Les Oiseaux de passage
© Diaphana Distribution
    Quinzaine des Réalisateurs

    Les Oiseaux de passage

    Pájaros de Verano

    réalisé par Ciro Guerra et Cristina Gallego

    Bang, bang : ce sont deux coups de feu inattendus qui font définitivement basculer l’horizon narratif des Oiseaux de passage. Cette double détonation intervient alors que le film s’est d’abord attelé à l’observation d’une communauté et de ses rites (une famille Wayuu, peuple indigène qui vit dans la Guajira, au nord de la Colombie) par le truchement d’un jeune homme en quête d’un moyen de payer l’importante dot d’une jeune femme dont il est tombé amoureux. Cette entame n’est toutefois qu’un leurre, le temps de mettre en place les fondations d’une fresque s’étalant sur dix ans et narrant la création par deux familles d’un véritable empire de la marijuana. La stratégie narrative s’avère séduisante : en cachant un temps son jeu, le film montre ainsi l’évolution d’un petit commerce familial en cartel. Plus encore, il permet, par des ellipses toutefois très marquées, de mesurer la transformation d’un milieu (un village en plein désert, un domaine sylvestre) à la fois par le gain (l’argent coule à flot) et la nature du commerce entrepris (tout le monde se retrouve armé jusqu’aux dents).
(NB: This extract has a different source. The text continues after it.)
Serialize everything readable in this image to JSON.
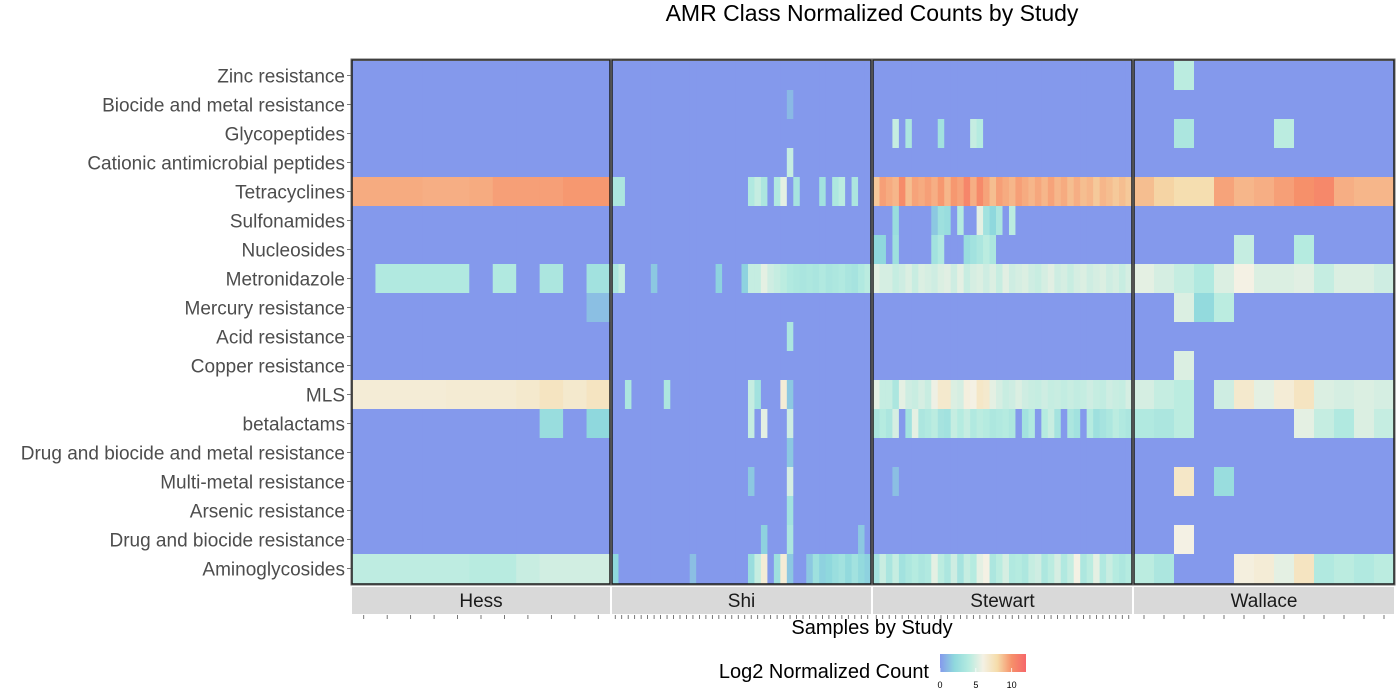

Les Oiseaux… a toutefois pour défaut, comme avant lui L’Étreinte du serpent du même Ciro Guerra, d’être un film d’auteur hanté par un genre (ici : la fresque mafieuse, du Parrain à Scarface) qui, sous couvert de le réinvestir, reconduit en réalité ses passages et figures obligés sans remodeler autre chose que la surface du récit.

    Si le film ancre son action dans l’imaginaire clanique des Wayuu, l’intrigue repose ainsi davantage sur des archétypes américains et une mythologie familiale qui lorgne autant vers l’Antiquité (l’un des enfants de la famille s’appelle d’ailleurs Leonidas) que vers Shakespeare[1]La dernière partie du film rappelle d’ailleurs une autre transposition d’une trame shakespearienne dans un environnement exogène : Ran et sa vallée des limbes. Reste que le film de Kurosawa dépassait, lui, ce simple horizon de la relecture.. C’est bien entendu ce que vise le film, mettre en scène la collusion d’un monde primitif, peuplé de fantômes et d’esprits, avec l’Occident et plus spécifiquement l’argent que les « gringos » déboursent pour l’herbe si appréciée. Reste que le film accuse dans cette hybridation une forme de mollesse : toujours en deçà de la vigueur de ses modèles (les coups d’éclats propres à la trame – meurtre d’un frère ennemi, guerre intestine, embuscade – sont platement livrés), il ne peut se démarquer que par de modestes pas de côté et une « couleur locale » qui in fine ne fait qu’alourdir le programme symbolique (cf. l’épilogue, chant qui délivre clef en main la morale peu digeste de la fable). Par ailleurs, le carcan narratif que se donne le film (cinq chants et trois actes propres au genre – ascension, prospérité, déchéance) entrave la singularité de son ancrage ethnologique. Par exemple, lorsque une jeune fille se met à danser dans la séquence d’ouverture, les différentes modalités spécifiques du mouvement (le vent qui fait onduler la robe de la danseuse courant vers l’avant, la dépense physique de son partenaire qui lui court à reculons, comme chassé par celle qu’il courtise) ne peuvent exister que comme débordement du cadre de la scène – une rencontre et une parade nuptiale davantage prise en charge par un dialogue, « Tu seras ma femme », que par l’interaction véritable des deux corps.

    Notes   [ + ]

    1.La dernière partie du film rappelle d’ailleurs une autre transposition d’une trame shakespearienne dans un environnement exogène : Ran et sa vallée des limbes. Reste que le film de Kurosawa dépassait, lui, ce simple horizon de la relecture.